FORT LAUDERDALE, Fla. – A Broward Sheriff's Office deputy charged with manslaughter in the 2013 fatal shooting of a man who was carrying an air rifle appeared Monday morning in court, where a crowd of law enforcement officers from all over South Florida showed up to support him.
"That could be me tomorrow," a BSO deputy, who did not want to be identified, told Local 10 News outside the courtroom. "
An attorney for Deputy Peter Peraza said he had a question about the grand jury process and asked a Broward County judge to preserve the testimony for the time being. The judge granted the request.
"The daughter of a grand juror was arrested by a BSO deputy," attorney Eric Schwartzreich said. "My client is a BSO deputy. If that's the case, I don't believe there's any way, any chance, that it should have been allowed that that grand juror should have been able to sit on this grand jury to make a determination as to whether or not my client committed manslaughter."
Peraza is accused of shooting Jermaine McBean on July 31, 2013, outside McBean's apartment complex. McBean was carrying an unloaded Winchester air rifle.
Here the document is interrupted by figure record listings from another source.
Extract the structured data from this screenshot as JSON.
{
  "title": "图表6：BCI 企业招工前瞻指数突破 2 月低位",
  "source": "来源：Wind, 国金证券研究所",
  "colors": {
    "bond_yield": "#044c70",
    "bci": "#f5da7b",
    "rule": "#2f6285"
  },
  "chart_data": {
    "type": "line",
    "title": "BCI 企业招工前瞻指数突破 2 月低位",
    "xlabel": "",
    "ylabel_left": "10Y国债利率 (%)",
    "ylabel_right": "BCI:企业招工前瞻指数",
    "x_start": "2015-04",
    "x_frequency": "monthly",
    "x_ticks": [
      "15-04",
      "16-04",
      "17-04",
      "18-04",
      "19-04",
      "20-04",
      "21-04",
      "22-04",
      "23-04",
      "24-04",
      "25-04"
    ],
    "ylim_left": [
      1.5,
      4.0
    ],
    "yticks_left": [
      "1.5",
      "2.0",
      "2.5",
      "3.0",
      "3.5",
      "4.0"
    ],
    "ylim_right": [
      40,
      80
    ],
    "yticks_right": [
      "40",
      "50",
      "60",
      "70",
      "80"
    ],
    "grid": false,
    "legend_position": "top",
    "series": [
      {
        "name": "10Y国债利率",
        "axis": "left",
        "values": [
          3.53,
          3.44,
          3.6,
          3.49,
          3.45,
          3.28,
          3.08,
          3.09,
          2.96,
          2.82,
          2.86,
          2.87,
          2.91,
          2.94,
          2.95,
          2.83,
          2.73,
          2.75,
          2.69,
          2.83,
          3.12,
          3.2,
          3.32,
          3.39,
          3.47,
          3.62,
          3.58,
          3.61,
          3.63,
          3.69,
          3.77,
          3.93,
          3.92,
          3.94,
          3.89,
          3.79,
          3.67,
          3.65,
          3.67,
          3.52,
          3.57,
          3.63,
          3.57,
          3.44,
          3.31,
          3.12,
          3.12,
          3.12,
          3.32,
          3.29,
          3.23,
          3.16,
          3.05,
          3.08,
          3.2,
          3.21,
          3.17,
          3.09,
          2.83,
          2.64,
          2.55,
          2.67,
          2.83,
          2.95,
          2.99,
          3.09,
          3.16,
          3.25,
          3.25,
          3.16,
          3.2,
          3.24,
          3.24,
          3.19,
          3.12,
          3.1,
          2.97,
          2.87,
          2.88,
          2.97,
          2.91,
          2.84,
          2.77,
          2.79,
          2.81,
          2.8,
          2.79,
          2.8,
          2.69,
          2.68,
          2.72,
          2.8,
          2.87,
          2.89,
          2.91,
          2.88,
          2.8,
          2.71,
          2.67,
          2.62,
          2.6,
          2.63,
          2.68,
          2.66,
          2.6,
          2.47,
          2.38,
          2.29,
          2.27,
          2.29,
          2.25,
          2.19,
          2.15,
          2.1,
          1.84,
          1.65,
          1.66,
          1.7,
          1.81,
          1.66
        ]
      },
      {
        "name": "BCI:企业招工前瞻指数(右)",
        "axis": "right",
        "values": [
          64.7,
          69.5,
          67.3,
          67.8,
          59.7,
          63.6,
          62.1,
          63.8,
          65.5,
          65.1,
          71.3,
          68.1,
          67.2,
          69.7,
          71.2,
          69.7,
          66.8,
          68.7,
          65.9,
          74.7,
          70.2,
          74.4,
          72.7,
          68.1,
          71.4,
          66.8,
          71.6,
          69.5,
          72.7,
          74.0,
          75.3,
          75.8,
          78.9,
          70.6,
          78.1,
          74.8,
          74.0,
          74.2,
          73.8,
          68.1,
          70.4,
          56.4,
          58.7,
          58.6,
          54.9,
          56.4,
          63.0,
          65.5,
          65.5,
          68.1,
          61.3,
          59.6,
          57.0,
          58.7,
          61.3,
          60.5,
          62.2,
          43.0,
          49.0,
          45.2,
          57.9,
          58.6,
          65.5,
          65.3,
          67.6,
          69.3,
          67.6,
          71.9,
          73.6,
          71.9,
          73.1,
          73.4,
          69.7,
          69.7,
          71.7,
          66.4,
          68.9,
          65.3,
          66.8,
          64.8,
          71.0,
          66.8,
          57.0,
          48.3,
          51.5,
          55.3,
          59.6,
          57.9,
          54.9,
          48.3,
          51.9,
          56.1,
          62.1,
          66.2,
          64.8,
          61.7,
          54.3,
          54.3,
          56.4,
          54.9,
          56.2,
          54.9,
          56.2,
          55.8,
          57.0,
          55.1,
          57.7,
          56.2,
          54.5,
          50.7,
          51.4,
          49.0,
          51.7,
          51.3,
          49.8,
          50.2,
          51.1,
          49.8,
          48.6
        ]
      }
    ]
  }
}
A federal lawsuit filed against Broward County, Sheriff Scott Israel and Peraza claims that McBean could not hear deputies' commands to drop the gun because he was listening to music with earbuds.
McBean family's attorney, David Schoen, claims that the BSO told the family that they found the earbuds in McBean's pocket. He also told Local 10 News in an email Monday that the law enforcement officials who showed up to court to support Peraza were dishonoring their badge.
"Law enforcement officers across the country come to work every day of the week to protect and serve us. They are our heroes," Schoen said. "They uphold the oath they took to enforce the law, fairly and evenly across the board. To the extent Broward County Sheriff's Office deputies answer the call of their union leader and show up in force in court at the proceedings of Deputy Peraza, charged with the homicide of Jermaine McBean, a law abiding 33-year-old African-American engineer and citizen of Broward County, intending to send a message that the duly returned indictment somehow is not valid and to intimidate the state attorney or influence potential jurors or continue to speak out with a false narrative about the homicide of Jermaine McBean, they dishonor their badge and their oath of office and their actions should be decried by the sheriff and by every good and decent law enforcement professional."
Social activists also told Local 10 News that the shooting qualifies as police brutality.
"What we have here is a man who was walking down the streets with a rifle who later pointed it at a deputy," Schwartzreich said. "My client was doing his job. Nothing more and nothing less."
Peraza was a 12-year veteran at the time of the shooting.
Israel said he suspended Peraza without pay pending the outcome of the criminal investigation.
Peraza faces up to 30 years in prison if he is convicted of manslaughter with a firearm. His arraignment is scheduled for Jan. 6.